The danger of a myopic diversity is that it excludes many underprivileged groups that are in real need of support — for example, downsized, over-40 experts, divorced single parents or those who have gained most of their education “on the job.” And it can become an albatross for, say, women and African Americans who are held up as models of the success of diversity programs. “Perceptions tend to become reality,” says Alexandre. “When we pull out one factor as the reason why things are happening in someone’s career, it’s a problem.”

True workforce diversity, for Nancy Wisenski, president of EMD Pharmaceuticals (Durham, N.C.), is a by-product of hiring practices that “cast a wide net.” Wisenski is also the founder and president of the local chapter of the Healthcare Businesswomen’s Association, an organization that supports the advancement of women in the healthcare and life sciences industries by providing mentoring, networking and career-development opportunities. “The broader your candidate group, the more likely that you’re going to find the right person,” she says.

And more often than not, she says, that person will have characteristics and skills that will enhance the diversity of the workplace. “You accomplish the goal of diversity almost by not focusing on it,” she says.

And that’s what she tells young women trying to make it in the industry. Don’t play the woman card. Work hard, stay current, leverage your strengths and success will follow.

Merck’s Dagit believes that diversity programs can suffer from being too presumptuous about what women and minority groups want and need, without asking them. Corporations shouldn’t abide by the Golden Rule, says Dagit. The fallacy of this, she says, is that it presupposes being able to understand what motivates others to act. “How can you know that unless you use yourself as a point of reference?” Dagit asks.
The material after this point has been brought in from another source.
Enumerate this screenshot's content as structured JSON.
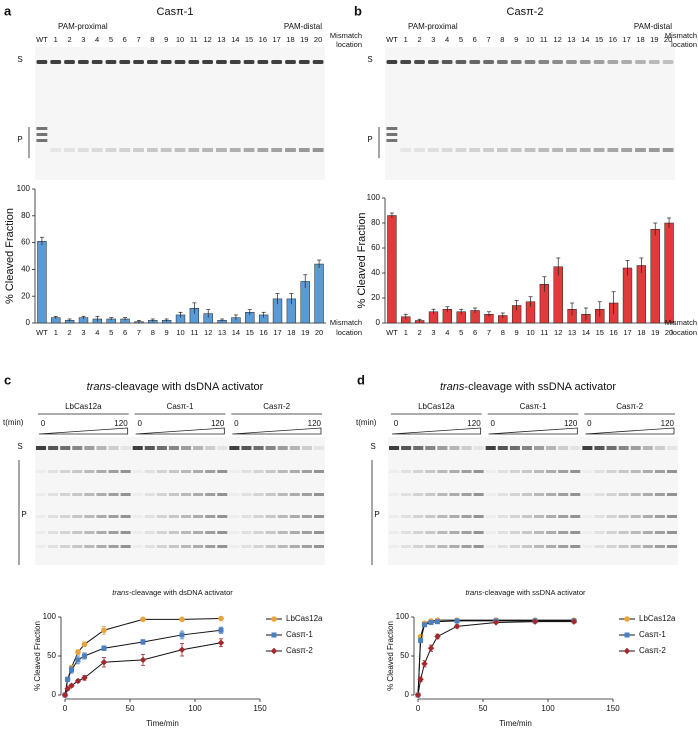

Pharmaceutical manufacturers should open their doors to diverse employees, Dagit says, but then not expect conformism. “You need to look at what elements of your culture need to be stretched to allow people to contribute,” she says.

When that happens, Dagit says, true diversity follows. The most talented and tenacious job seekers — no matter what race, religion or sexual orientation — will beat a path to your door. And that, she says, becomes a competitive advantage.